Interpretation can become a case
of the blind leading the blind, for how can the non-seeing as non-hearing
guide anyone? Neutralising the word through a received but select value hinges
on an assumption that we can see clearly to read Scripture, instead of Scripture
reading us through the gospel in the Spirit of Christ. Only by being read in grace
can we begin to see in our hearing.
v
Texts with clear imperatives can be interpreted to mean the
very opposite; this conveys an impression that God invariably thinks like us in
condoning well-rehearsed, yet detrimental proclivities. This is similar to making
truth a lie and a lie truth by sophistry.
By muddying the clarity of its imperatives
or the very character of God who calls to such imperatives, no genuine word of
address and challenge is heard, only more of the same by personal or partisan
connivance. The Psalmist speaks the truth of our perennial propensities: You
hate discipline, and cast my words behind you.
A word otherwise than our own calls
us to discipleship; it invokes discipline and discipline requires listening. We
are called to hear and to heed, sometimes against habitual inclination, yet if
we realised it, toward our integral life in grace and truth. Resisting discipline
and casting the word of God behind us implies conceit in an adjudicative stance
whereby we assume we are in a position to swear by a particular inclination or
ideal forged from selected texts rather than being addressed in receiving a new
word from Scripture.
In the Sermon on the Mount, Jesus
speaks of not swearing falsely in our assertions—not by heaven,
God, earth or Jerusalem. These cover the whole gamut of
possibilities by which we can assert anything as a prism for interpreting Scripture:
by heaven or some form of spiritual abstraction, by God or religion,
by earth and therefore phenomena or by Jerusalem and so by politics. We are not to
seek such leverage for the veracity of what we assert or interpret.
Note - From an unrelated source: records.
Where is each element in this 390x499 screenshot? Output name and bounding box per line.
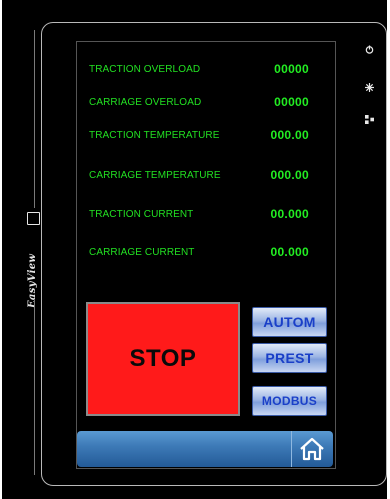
reading-row: CARRIAGE OVERLOAD 00000 bbox=[89, 95, 329, 111]
home-icon bbox=[300, 437, 324, 461]
network-icon bbox=[365, 115, 374, 127]
modbus-button[interactable]: MODBUS bbox=[252, 386, 327, 416]
reading-value[interactable]: 00.000 bbox=[270, 207, 309, 221]
brand-name: EasyView bbox=[27, 253, 38, 308]
reading-row: TRACTION OVERLOAD 00000 bbox=[89, 62, 329, 78]
reading-label: CARRIAGE CURRENT bbox=[89, 247, 195, 258]
reading-value[interactable]: 00000 bbox=[274, 95, 309, 109]
display-bezel: TRACTION OVERLOAD 00000 CARRIAGE OVERLOA… bbox=[41, 22, 387, 486]
stop-button[interactable]: STOP bbox=[86, 302, 240, 416]
bezel-divider-top bbox=[34, 30, 35, 208]
reading-row: TRACTION CURRENT 00.000 bbox=[89, 207, 329, 223]
reading-value[interactable]: 000.00 bbox=[270, 168, 309, 182]
reading-value[interactable]: 00.000 bbox=[270, 245, 309, 259]
autom-button[interactable]: AUTOM bbox=[252, 307, 327, 337]
home-button[interactable] bbox=[291, 431, 332, 467]
reading-label: TRACTION OVERLOAD bbox=[89, 64, 201, 75]
reading-label: CARRIAGE OVERLOAD bbox=[89, 97, 202, 108]
power-icon bbox=[365, 45, 374, 57]
reading-label: CARRIAGE TEMPERATURE bbox=[89, 170, 221, 181]
hmi-screen: TRACTION OVERLOAD 00000 CARRIAGE OVERLOA… bbox=[76, 41, 336, 469]
prest-button[interactable]: PREST bbox=[252, 343, 327, 373]
reading-row: CARRIAGE TEMPERATURE 000.00 bbox=[89, 168, 329, 184]
reading-value[interactable]: 00000 bbox=[274, 62, 309, 76]
hmi-device: EasyView TRACTION OVERLOAD 00000 CARRIAG… bbox=[3, 0, 387, 499]
reading-row: CARRIAGE CURRENT 00.000 bbox=[89, 245, 329, 261]
reading-label: TRACTION TEMPERATURE bbox=[89, 130, 220, 141]
reading-label: TRACTION CURRENT bbox=[89, 209, 194, 220]
brightness-icon bbox=[365, 83, 374, 95]
easyview-logo-icon bbox=[27, 212, 40, 225]
bezel-divider-bottom bbox=[34, 300, 35, 475]
reading-row: TRACTION TEMPERATURE 000.00 bbox=[89, 128, 329, 144]
reading-value[interactable]: 000.00 bbox=[270, 128, 309, 142]
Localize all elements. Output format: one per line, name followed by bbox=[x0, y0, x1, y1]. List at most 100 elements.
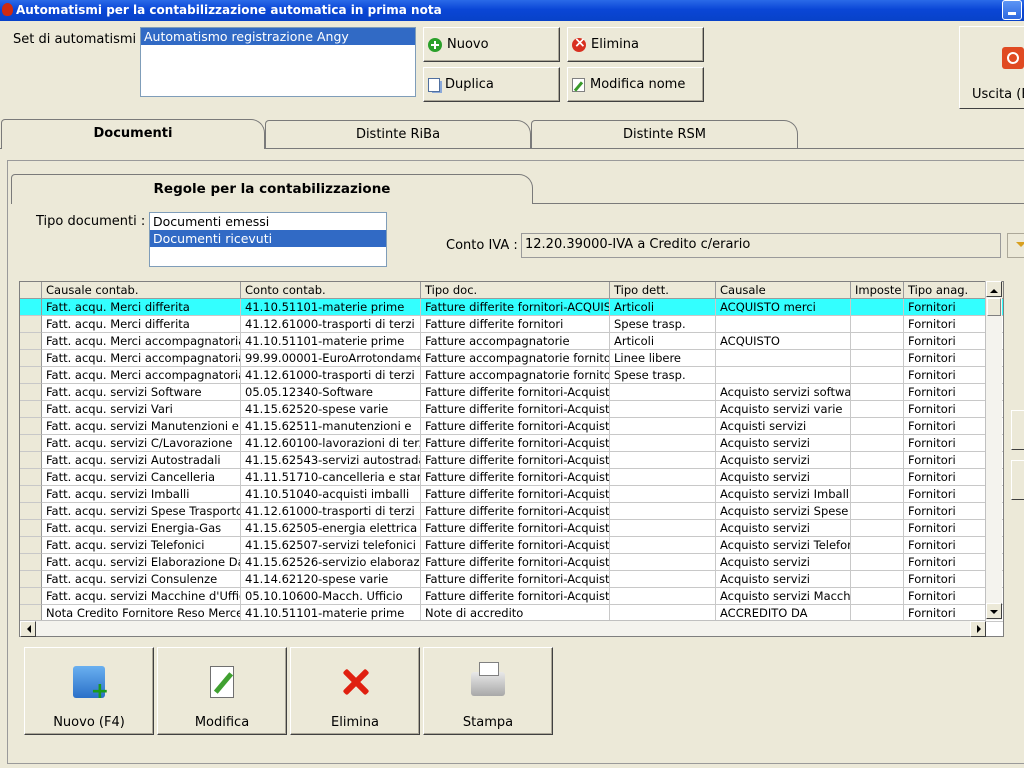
cell-causale: Acquisto servizi Telefonici bbox=[716, 537, 851, 554]
tipo-documenti-item[interactable]: Documenti emessi bbox=[150, 213, 386, 230]
table-row[interactable]: Fatt. acqu. servizi Vari 41.15.62520-spes… bbox=[20, 401, 1003, 418]
row-indicator[interactable] bbox=[20, 588, 42, 605]
grid-header-conto-contab[interactable]: Conto contab. bbox=[241, 282, 421, 299]
table-row[interactable]: Fatt. acqu. Merci differita 41.10.51101-m… bbox=[20, 299, 1003, 316]
cell-conto-contab: 41.12.60100-lavorazioni di terzi bbox=[241, 435, 421, 452]
stampa-button[interactable]: Stampa bbox=[423, 647, 553, 735]
cell-causale: ACQUISTO merci bbox=[716, 299, 851, 316]
conto-iva-field[interactable]: 12.20.39000-IVA a Credito c/erario bbox=[521, 233, 1001, 258]
cell-causale-contab: Fatt. acqu. Merci differita bbox=[42, 316, 241, 333]
table-row[interactable]: Fatt. acqu. servizi Cancelleria 41.11.517… bbox=[20, 469, 1003, 486]
tipo-documenti-item[interactable]: Documenti ricevuti bbox=[150, 230, 386, 247]
table-row[interactable]: Fatt. acqu. Merci accompagnatoria 41.10.5… bbox=[20, 333, 1003, 350]
cell-imposte bbox=[851, 452, 904, 469]
regole-grid[interactable]: Causale contab. Conto contab. Tipo doc. Tip… bbox=[19, 281, 1004, 637]
table-row[interactable]: Fatt. acqu. servizi Spese Trasporto 41.12… bbox=[20, 503, 1003, 520]
modifica-rule-button[interactable]: Modifica bbox=[157, 647, 287, 735]
scroll-right-button[interactable] bbox=[970, 621, 986, 637]
tab-distinte-riba[interactable]: Distinte RiBa bbox=[265, 120, 531, 148]
row-indicator[interactable] bbox=[20, 503, 42, 520]
stampa-label: Stampa bbox=[462, 715, 514, 730]
modifica-nome-button[interactable]: Modifica nome bbox=[567, 67, 704, 102]
uscita-button[interactable]: Uscita (E bbox=[959, 26, 1024, 109]
nuovo-set-button[interactable]: Nuovo bbox=[423, 27, 560, 62]
cell-causale-contab: Fatt. acqu. servizi C/Lavorazione bbox=[42, 435, 241, 452]
row-indicator[interactable] bbox=[20, 418, 42, 435]
grid-header-causale[interactable]: Causale bbox=[716, 282, 851, 299]
row-indicator[interactable] bbox=[20, 554, 42, 571]
table-row[interactable]: Fatt. acqu. servizi Manutenzioni e 41.15.… bbox=[20, 418, 1003, 435]
elimina-rule-button[interactable]: Elimina bbox=[290, 647, 420, 735]
cell-imposte bbox=[851, 571, 904, 588]
side-down-button[interactable] bbox=[1011, 460, 1024, 500]
grid-vertical-scrollbar[interactable] bbox=[985, 281, 1002, 620]
row-indicator[interactable] bbox=[20, 452, 42, 469]
row-indicator[interactable] bbox=[20, 316, 42, 333]
cell-tipo-dett bbox=[610, 537, 716, 554]
row-indicator[interactable] bbox=[20, 435, 42, 452]
tab-regole-contabilizzazione[interactable]: Regole per la contabilizzazione bbox=[11, 174, 533, 204]
row-indicator[interactable] bbox=[20, 486, 42, 503]
scroll-left-button[interactable] bbox=[20, 621, 36, 637]
set-automatismi-item[interactable]: Automatismo registrazione Angy bbox=[141, 28, 415, 45]
table-row[interactable]: Fatt. acqu. servizi Energia-Gas 41.15.625… bbox=[20, 520, 1003, 537]
cell-causale-contab: Fatt. acqu. Merci accompagnatoria bbox=[42, 367, 241, 384]
cell-causale-contab: Fatt. acqu. servizi Cancelleria bbox=[42, 469, 241, 486]
uscita-label: Uscita (E bbox=[972, 87, 1024, 102]
new-record-icon bbox=[73, 666, 109, 704]
cell-conto-contab: 41.15.62543-servizi autostradali bbox=[241, 452, 421, 469]
row-indicator[interactable] bbox=[20, 520, 42, 537]
row-indicator[interactable] bbox=[20, 350, 42, 367]
grid-header-tipo-doc[interactable]: Tipo doc. bbox=[421, 282, 610, 299]
table-row[interactable]: Fatt. acqu. servizi Consulenze 41.14.6212… bbox=[20, 571, 1003, 588]
set-automatismi-list[interactable]: Automatismo registrazione Angy bbox=[140, 27, 416, 97]
grid-header-tipo-dett[interactable]: Tipo dett. bbox=[610, 282, 716, 299]
grid-horizontal-scrollbar[interactable] bbox=[20, 620, 986, 637]
tipo-documenti-list[interactable]: Documenti emessi Documenti ricevuti bbox=[149, 212, 387, 267]
nuovo-set-label: Nuovo bbox=[447, 37, 489, 52]
scroll-up-button[interactable] bbox=[986, 281, 1002, 297]
conto-iva-lookup-button[interactable] bbox=[1007, 233, 1024, 258]
edit-icon bbox=[572, 77, 585, 92]
cell-tipo-dett bbox=[610, 418, 716, 435]
minimize-button[interactable] bbox=[1002, 0, 1022, 20]
duplica-set-button[interactable]: Duplica bbox=[423, 67, 560, 102]
cell-tipo-dett bbox=[610, 384, 716, 401]
row-indicator[interactable] bbox=[20, 367, 42, 384]
row-indicator[interactable] bbox=[20, 401, 42, 418]
table-row[interactable]: Fatt. acqu. servizi C/Lavorazione 41.12.6… bbox=[20, 435, 1003, 452]
cell-tipo-dett: Spese trasp. bbox=[610, 316, 716, 333]
nuovo-rule-button[interactable]: Nuovo (F4) bbox=[24, 647, 154, 735]
cell-conto-contab: 41.14.62120-spese varie bbox=[241, 571, 421, 588]
row-indicator[interactable] bbox=[20, 469, 42, 486]
table-row[interactable]: Fatt. acqu. servizi Imballi 41.10.51040-a… bbox=[20, 486, 1003, 503]
table-row[interactable]: Fatt. acqu. servizi Macchine d'Ufficio 05… bbox=[20, 588, 1003, 605]
table-row[interactable]: Fatt. acqu. servizi Autostradali 41.15.62… bbox=[20, 452, 1003, 469]
grid-header-imposte[interactable]: Imposte bbox=[851, 282, 904, 299]
cell-causale bbox=[716, 350, 851, 367]
row-indicator[interactable] bbox=[20, 299, 42, 316]
table-row[interactable]: Fatt. acqu. servizi Telefonici 41.15.6250… bbox=[20, 537, 1003, 554]
side-up-button[interactable] bbox=[1011, 410, 1024, 450]
table-row[interactable]: Fatt. acqu. Merci accompagnatoria 99.99.0… bbox=[20, 350, 1003, 367]
scroll-down-button[interactable] bbox=[986, 603, 1002, 619]
table-row[interactable]: Fatt. acqu. servizi Software 05.05.12340-… bbox=[20, 384, 1003, 401]
tab-distinte-rsm[interactable]: Distinte RSM bbox=[531, 120, 798, 148]
cell-imposte bbox=[851, 401, 904, 418]
grid-header-causale-contab[interactable]: Causale contab. bbox=[42, 282, 241, 299]
row-indicator[interactable] bbox=[20, 537, 42, 554]
table-row[interactable]: Fatt. acqu. Merci differita 41.12.61000-t… bbox=[20, 316, 1003, 333]
table-row[interactable]: Fatt. acqu. Merci accompagnatoria 41.12.6… bbox=[20, 367, 1003, 384]
cell-causale: Acquisto servizi bbox=[716, 554, 851, 571]
cell-imposte bbox=[851, 435, 904, 452]
cell-causale-contab: Fatt. acqu. Merci accompagnatoria bbox=[42, 333, 241, 350]
elimina-set-button[interactable]: Elimina bbox=[567, 27, 704, 62]
table-row[interactable]: Fatt. acqu. servizi Elaborazione Dati 41.… bbox=[20, 554, 1003, 571]
row-indicator[interactable] bbox=[20, 571, 42, 588]
row-indicator[interactable] bbox=[20, 384, 42, 401]
scroll-thumb[interactable] bbox=[987, 298, 1001, 316]
row-indicator[interactable] bbox=[20, 333, 42, 350]
tab-documenti[interactable]: Documenti bbox=[1, 119, 265, 149]
conto-iva-label: Conto IVA : bbox=[446, 238, 518, 253]
cell-tipo-dett bbox=[610, 588, 716, 605]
The response of “yes” or “no” is
adequate as a vocative response to another word by which we are addressed. A vocative
“yes” or “no” does not adjudicate but locates us within a relationship that is
responsive and responsible. This first vocative response informs every subsequent
aspect of reading and interpreting Scripture.
To swear by or to insist on spiritual
abstractions, religion, phenomena or politics is a failure to respond to the vocative
call that invokes from us a decision of “yes” or “no” rather than assuming that
we think as God thinks, asserting these thoughts through the interpretive prism
and imprimatur of some other principle. The sermon tells us that only evil can
come from such insistence.
No word from God is heard if we are
its source: my thoughts are not your thoughts, neither are your ways
my ways, says the lord.
Scripture is heard by listening for a word with willing hearts in a discerning
intelligence of faith, without which, we become implicated in a labyrinth of motivations,
conjectures and expressions of partisan connivance rather than inviting the gospel
to speak into our lives. By interpreting our lives, the gospel of grace and truth
in Jesus Christ guides us in how to read Scripture.
References:
Matthew 5:33-37; 15:6-9; Psalm 50:17; Isaiah 55:8.